This project is based on Linux Driver to manage system memory, deadlocks and crash.
- Technique to feed random inputs to system calls present in running kernel
- Achieved through automated programs.
- Continuous Process. Keep on thrashing the system calls.
- Based on Coverage guided fuzzing
- Starts with basic random input test case
- Mutates into new test cases
- Report valid test cases back to corpus
- Remove redundant ones.
Blockers Encountered –
Custom Kernel
- No official standard documentation for building custom kernel image from RedHat or Ununtu.
- Documentation works for one version and fails for another.
- Not all the kernel source code provided was compiled successfully with the config flags required for fuzzing.
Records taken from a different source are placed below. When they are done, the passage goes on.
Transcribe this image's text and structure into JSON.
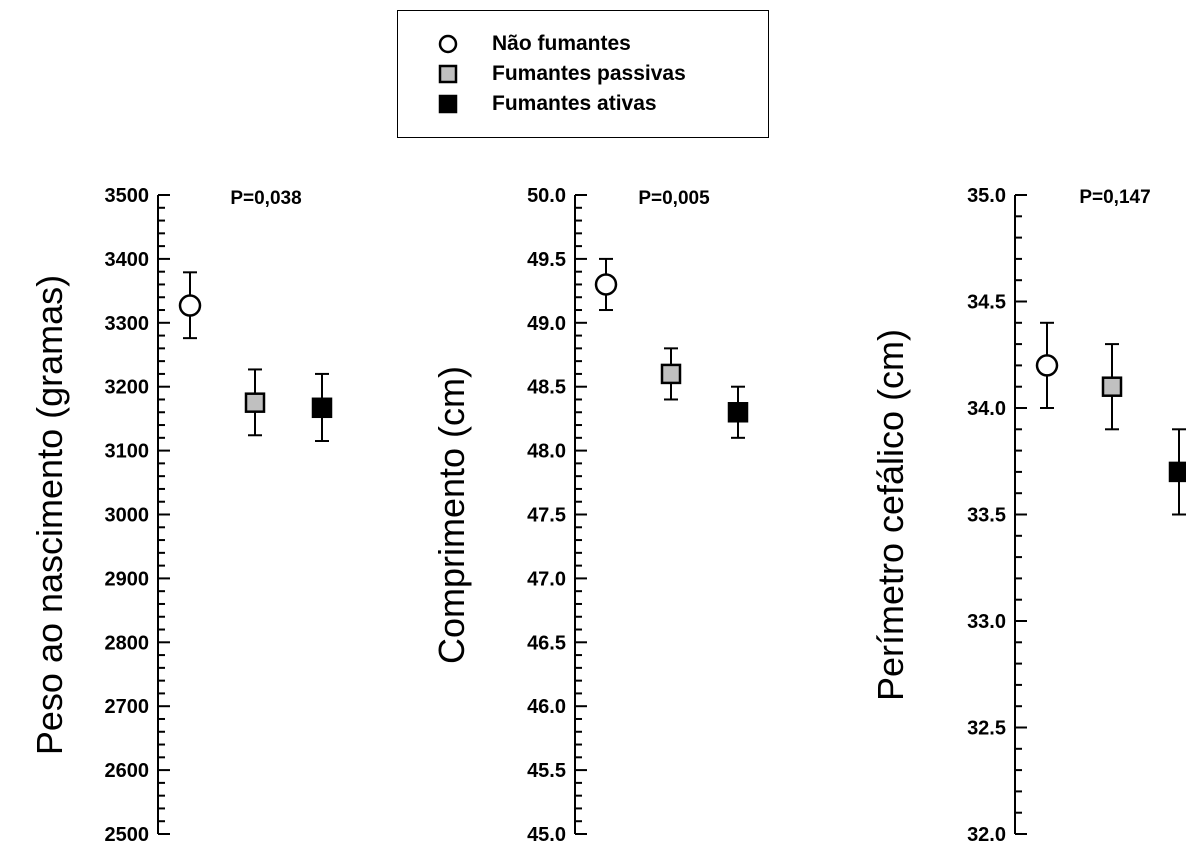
{
  "legend": {
    "items": [
      {
        "label": "Não fumantes",
        "marker": "circle",
        "fill": "#ffffff"
      },
      {
        "label": "Fumantes passivas",
        "marker": "square",
        "fill": "#c0c0c0"
      },
      {
        "label": "Fumantes ativas",
        "marker": "square",
        "fill": "#000000"
      }
    ]
  },
  "chart_data": [
    {
      "type": "scatter",
      "title": "",
      "ylabel": "Peso ao nascimento (gramas)",
      "annotation": "P=0,038",
      "ylim": [
        2500,
        3500
      ],
      "yticks": [
        "2500",
        "2600",
        "2700",
        "2800",
        "2900",
        "3000",
        "3100",
        "3200",
        "3300",
        "3400",
        "3500"
      ],
      "series": [
        {
          "name": "Não fumantes",
          "value": 3327,
          "lower": 3276,
          "upper": 3379
        },
        {
          "name": "Fumantes passivas",
          "value": 3175,
          "lower": 3124,
          "upper": 3227
        },
        {
          "name": "Fumantes ativas",
          "value": 3167,
          "lower": 3115,
          "upper": 3220
        }
      ]
    },
    {
      "type": "scatter",
      "title": "",
      "ylabel": "Comprimento (cm)",
      "annotation": "P=0,005",
      "ylim": [
        45.0,
        50.0
      ],
      "yticks": [
        "45.0",
        "45.5",
        "46.0",
        "46.5",
        "47.0",
        "47.5",
        "48.0",
        "48.5",
        "49.0",
        "49.5",
        "50.0"
      ],
      "series": [
        {
          "name": "Não fumantes",
          "value": 49.3,
          "lower": 49.1,
          "upper": 49.5
        },
        {
          "name": "Fumantes passivas",
          "value": 48.6,
          "lower": 48.4,
          "upper": 48.8
        },
        {
          "name": "Fumantes ativas",
          "value": 48.3,
          "lower": 48.1,
          "upper": 48.5
        }
      ]
    },
    {
      "type": "scatter",
      "title": "",
      "ylabel": "Perímetro cefálico (cm)",
      "annotation": "P=0,147",
      "ylim": [
        32.0,
        35.0
      ],
      "yticks": [
        "32.0",
        "32.5",
        "33.0",
        "33.5",
        "34.0",
        "34.5",
        "35.0"
      ],
      "series": [
        {
          "name": "Não fumantes",
          "value": 34.2,
          "lower": 34.0,
          "upper": 34.4
        },
        {
          "name": "Fumantes passivas",
          "value": 34.1,
          "lower": 33.9,
          "upper": 34.3
        },
        {
          "name": "Fumantes ativas",
          "value": 33.7,
          "lower": 33.5,
          "upper": 33.9
        }
      ]
    }
  ]
}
- Builds with base kernel version and do not include patch/release in final kernel image.
- Don’t share which config file to pick for building custom kernel
- Issues faced while building a final package of custom kernel image.
DCS Drivers
- Unable to load DCS drivers on custom kernel image.
- No build framework available for building DCS drivers for a particular custom kernel version.
- Can’t use the existing kernel headers for the same kernel
- No intelligence in build scripts to separate out Fuzzing kmod and regular kmod packages
Implementation of Linux Fuzzing
Setting up the Environment
- Install a Linux distribution (e.g., Ubuntu, Debian) on a virtual machine or a dedicated testing environment.
- Install essential tools like
gcc
(for compiling),gdb
(for debugging), and other dependencies.
Fuzzing Tool Used
- Skyzkaller: Specifically designed for fuzzing the Linux kernel.
Linux fuzzing is a critical part of securing Linux systems and applications, helping developers identify and fix vulnerabilities before they can be exploited. Proper implementation involves setting up a suitable environment, selecting the right tools, configuring them, and thoroughly analyzing the results to improve the security and stability of the software.